Saturday, January 3, 2015

Feminist Memoir-Travelogue

"Wild,” directed by John Marc Vallee, 2014

This film is hard to watch.  Even with Reese Witherspoon as ‘eye’ candy for male viewers, the dangers women face are only highlighted by being out in the woods or deserts or mountains alone.  It relates to the film “Into the Wild,” about a young man who camped out alone in the Alaskan semi-wilderness, only to die in a wrecked bus due to several small miscalculations. (Reviewed below. Use blog search box, upper left.)  Yet here we have more vulnerability and the chances of a small miscalculation are greater.  Witherspoon plays Cheryl Strayed, who wrote a memoir about hiking most of the length of the Pacific Crest Trail, ("PCT") from the Sonora desert near Mexico to a bridge on the Columbia River gorge in Oregon. 

This film is not merely a travelogue of beautiful vistas, quirky characters, cold, heat and grueling trails, full of hunger, thirst, being lost and falling.  Strayed is fucked up due to her recent divorce because of her own behavior, her mother’s death from cancer, abuse concerning her father who she never sees, and her own inability to create a real life in Minneapolis.  Instead sex and heroin fill in the gap.  Between the bad boots, over-filled pack, inadequate preparation, over-determination and naiveté - plowing through mountain meadows of heavy snow with only a compass - this hike was a bold but also potentially suicidal move on her part. 

Yet it is as a woman that this hike resonates.  Strayed (her ironic made-up name) has no protection – no gun, hatchet, not even pepper spray.  No skill in self defense.  She is wary of men on the trail – and while friendly, always suspects something of them.  In one case, she is almost raped by a bow hunter packing a knife, but he is fortunately called away by his buddy.  She also takes advantage of being a ‘poor’ woman on the trail.  Some guys she meet call her the “Queen of the PCT” because many people go out of their way to help her – mostly men.  So it cuts both ways.  Beauty can be a disability - or a help.  She meets only one other woman on the trail, but does not hike with her.  She prefers to do it alone, and quite clearly it is a tremendous achievement to finish the trail, especially as a woman.  Women are many times not taught wood's skills, survival skills, physical toughness or being on their own.  This film proves that to be a form of chauvinist social and class conditioning that can be overcome.

Is Reese Witherspoon a good choice for this part?  Given her past performances as a chirpy, comedic light-weight, I’d have to say no.  To me it was always Reese Witherspoon on that trail, not Cheryl Strayed.  And nothing bad can ever happen to Reese Witherspoon.

Memoirs have been called the ‘neo-liberal’ format of choice, as they revolve around individuals, and usually involve personal addictions or disfunctionality of some kind.   The memoir format is especially pitched to American women by the ‘literary’ schools, I think as a way to short-change their experience and writing skills.
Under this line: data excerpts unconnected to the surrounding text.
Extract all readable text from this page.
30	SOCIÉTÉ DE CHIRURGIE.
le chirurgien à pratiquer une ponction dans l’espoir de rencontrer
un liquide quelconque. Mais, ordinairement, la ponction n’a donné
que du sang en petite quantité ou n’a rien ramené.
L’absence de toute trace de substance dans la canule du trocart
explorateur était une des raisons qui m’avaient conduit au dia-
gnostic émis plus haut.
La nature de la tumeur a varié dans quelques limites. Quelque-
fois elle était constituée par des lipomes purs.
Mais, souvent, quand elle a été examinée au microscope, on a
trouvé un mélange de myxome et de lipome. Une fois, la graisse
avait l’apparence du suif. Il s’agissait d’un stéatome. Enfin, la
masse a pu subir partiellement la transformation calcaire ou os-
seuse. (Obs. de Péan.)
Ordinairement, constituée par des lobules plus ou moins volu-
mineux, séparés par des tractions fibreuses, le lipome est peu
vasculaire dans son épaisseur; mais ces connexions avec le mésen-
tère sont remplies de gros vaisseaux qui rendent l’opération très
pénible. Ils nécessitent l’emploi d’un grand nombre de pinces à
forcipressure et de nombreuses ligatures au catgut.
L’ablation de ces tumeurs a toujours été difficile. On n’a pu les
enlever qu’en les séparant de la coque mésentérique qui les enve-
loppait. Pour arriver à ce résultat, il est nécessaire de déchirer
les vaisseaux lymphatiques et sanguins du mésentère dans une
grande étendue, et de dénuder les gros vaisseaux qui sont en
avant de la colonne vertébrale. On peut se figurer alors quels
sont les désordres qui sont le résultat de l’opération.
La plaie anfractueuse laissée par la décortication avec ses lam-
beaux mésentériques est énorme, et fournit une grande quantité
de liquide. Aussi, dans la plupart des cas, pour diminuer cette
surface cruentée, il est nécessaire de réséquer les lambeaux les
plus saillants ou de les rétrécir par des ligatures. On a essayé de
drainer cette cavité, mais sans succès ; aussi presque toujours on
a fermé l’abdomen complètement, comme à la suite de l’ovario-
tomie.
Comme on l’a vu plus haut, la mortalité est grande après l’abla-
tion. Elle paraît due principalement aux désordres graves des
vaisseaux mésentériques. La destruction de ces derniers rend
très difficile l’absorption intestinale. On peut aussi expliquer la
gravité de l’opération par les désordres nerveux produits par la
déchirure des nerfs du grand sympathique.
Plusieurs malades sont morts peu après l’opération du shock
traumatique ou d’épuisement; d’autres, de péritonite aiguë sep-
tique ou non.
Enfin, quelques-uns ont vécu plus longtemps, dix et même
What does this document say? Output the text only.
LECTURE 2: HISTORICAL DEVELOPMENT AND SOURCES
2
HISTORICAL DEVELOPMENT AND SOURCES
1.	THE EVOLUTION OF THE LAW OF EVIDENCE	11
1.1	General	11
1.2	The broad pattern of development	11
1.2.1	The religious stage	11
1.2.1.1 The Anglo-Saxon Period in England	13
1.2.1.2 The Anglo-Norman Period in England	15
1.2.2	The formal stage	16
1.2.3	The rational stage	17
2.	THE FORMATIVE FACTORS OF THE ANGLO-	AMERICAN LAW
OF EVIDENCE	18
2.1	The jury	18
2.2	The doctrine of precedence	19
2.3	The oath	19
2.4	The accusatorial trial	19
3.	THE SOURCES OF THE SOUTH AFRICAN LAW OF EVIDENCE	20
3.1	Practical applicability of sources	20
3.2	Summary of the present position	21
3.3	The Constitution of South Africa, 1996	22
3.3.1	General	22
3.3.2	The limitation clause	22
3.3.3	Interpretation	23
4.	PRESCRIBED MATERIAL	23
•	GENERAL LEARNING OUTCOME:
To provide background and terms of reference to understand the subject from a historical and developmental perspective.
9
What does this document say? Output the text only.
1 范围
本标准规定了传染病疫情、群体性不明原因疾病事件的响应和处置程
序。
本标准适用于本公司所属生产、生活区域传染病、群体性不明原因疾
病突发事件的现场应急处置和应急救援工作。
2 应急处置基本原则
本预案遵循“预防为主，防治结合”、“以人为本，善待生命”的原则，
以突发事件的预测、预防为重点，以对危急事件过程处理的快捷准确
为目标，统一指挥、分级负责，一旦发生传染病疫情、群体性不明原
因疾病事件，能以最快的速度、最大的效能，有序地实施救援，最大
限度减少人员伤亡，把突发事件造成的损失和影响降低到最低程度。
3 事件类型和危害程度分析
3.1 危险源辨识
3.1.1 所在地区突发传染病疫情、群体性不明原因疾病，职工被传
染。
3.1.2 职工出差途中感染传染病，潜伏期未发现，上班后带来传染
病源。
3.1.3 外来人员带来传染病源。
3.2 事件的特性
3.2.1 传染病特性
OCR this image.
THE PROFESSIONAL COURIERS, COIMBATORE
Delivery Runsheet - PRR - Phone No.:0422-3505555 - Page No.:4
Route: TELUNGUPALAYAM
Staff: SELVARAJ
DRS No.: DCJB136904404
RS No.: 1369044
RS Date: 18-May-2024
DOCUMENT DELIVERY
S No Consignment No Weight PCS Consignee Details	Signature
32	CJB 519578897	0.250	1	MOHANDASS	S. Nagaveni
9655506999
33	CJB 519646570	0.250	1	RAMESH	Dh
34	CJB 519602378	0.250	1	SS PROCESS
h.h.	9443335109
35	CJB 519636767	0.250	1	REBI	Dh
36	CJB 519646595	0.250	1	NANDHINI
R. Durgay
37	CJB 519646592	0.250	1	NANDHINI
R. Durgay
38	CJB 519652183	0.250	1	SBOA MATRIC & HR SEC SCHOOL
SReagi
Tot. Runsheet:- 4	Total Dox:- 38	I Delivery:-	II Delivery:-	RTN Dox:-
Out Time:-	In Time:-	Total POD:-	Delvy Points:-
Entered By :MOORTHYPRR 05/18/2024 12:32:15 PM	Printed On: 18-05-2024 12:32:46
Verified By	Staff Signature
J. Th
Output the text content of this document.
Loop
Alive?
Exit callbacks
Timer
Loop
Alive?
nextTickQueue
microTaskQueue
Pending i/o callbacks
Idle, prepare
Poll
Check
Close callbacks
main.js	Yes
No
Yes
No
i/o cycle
This film partially recreates the memoir format, writ large.  Yet because it takes place along a physical trail greater than any individual, it allowed Strayed to extract herself from her own self-misery.  If it had only been a memoir, few would care as much. After all, we all experience death and many of us experience divorce and some experience family abuse.  Loss is essential to the experience of living, intrinsic to understanding reality.  Even addicts can recover.  Most of us go on, no matter what.  But few of us hike the PCT.

Books about survival issues – “Deep Survival,” “Into the Wild,” “All is Lost,” and “Five Stages of Collapse.”  Also recommended, though not reviewed, is the hilarious book, "A Walk in the Woods," by Bill Bryson, about walking the Appalachian Trail.